Il downsizing ormai è il fulcro del progresso per il mondo delle auto, e ci aspettiamo che tra non molto lo diventi anche per le moto. In due parole, motori più piccoli ma più prestanti grazie alla sovralimentazione. Questa potrebbe essere la Kawasaki Ninja R2, ed il suo arrivo non è utopia.

Le Kawasaki Ninja H2 ed H2R sono un modo per tastare il terreno, mettere giù le prime idee e vedere come reagisce il pubblico. Chiaramente Kawasaki non ha puntato a coprire i costi di sviluppo di queste moto con le vendite, ha piuttosto cercato di fare breccia in un futuro non troppo lontano che si fa chiamare downsizing.

In italiano, una riduzione. Nei mesi scorsi vi avevamo parlato (qui l’approfondimento) di come questa tecnologia potrebbe lentamente sostituire i motori a cui siamo abituati adesso, ma per capire il fenomeno basta pensare al mondo delle auto.

Per adesso i pionieri dei motori sovralimentati sono proprio i giapponesi di Akashi, con l’eccezione di Suzuki che ha dimostrato un serio interessamento alla cosa con il concept Recursion Turbo.

Ora, secondo fonti che provengono dai quartieri alti di Kawasaki, il prossimo passo sarà quello di produrre una moto sovralimentata con un costo almeno in linea con le supersportive di punta dei vari marchi.
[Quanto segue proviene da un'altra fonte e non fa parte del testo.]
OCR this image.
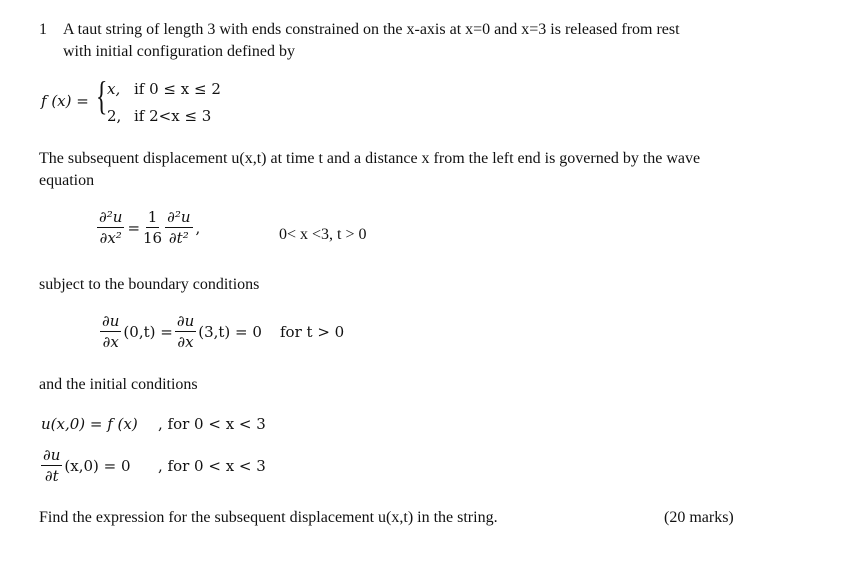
1 A taut string of length 3 with ends constrained on the x-axis at x=0 and x=3 is released from rest
with initial configuration defined by
f (x) = { x, if 0 ≤ x ≤ 2
2, if 2<x ≤ 3
The subsequent displacement u(x,t) at time t and a distance x from the left end is governed by the wave
equation
$\frac{\text{∂²u}}{\text{∂x²}} = \frac{1}{16} \frac{\text{∂²u}}{\text{∂t²}}$ ,	0< x <3, t > 0
subject to the boundary conditions
$\frac{\partial u}{\partial x} (0,t) = \frac{\partial u}{\partial x} (3,t) = 0$ for t > 0
and the initial conditions
u(x,0) = f (x) , for 0 < x < 3
$\frac{\partial u}{\partial t} (x,0) = 0$ , for 0 < x < 3
Find the expression for the subsequent displacement u(x,t) in the string.	(20 marks)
Il nome più accreditato è Kawasaki Ninja R2, ed il propulsore potrebbe essere quello che abbiamo visto in esposizione ad EICMA 2015 allo stand delle verdone.

Un’unità di 750cc capace di erogare la stessa potenza di un mille, quindi circa 200CV, con il grosso vantaggio di un peso ridotto, una coppia esplosiva ed un’agilità telaistica superiore alla Ninja ZX-10R. La nuova Ninja R2 quindi potrebbe davvero orientare il futuro delle case costruttrici e, peché no, anche quello delle MotoGP.

La Kawasaki Ninja R2 potrebbe mostrarsi ai nostri occhi già ad EICMA 2016 -anche se è presto per dirlo- magari sotto forma di concept prima e come moto a tutti gli effetti poi, un po’ come ha fatto Suzuki con la nuova GSX-R presentata quest’anno.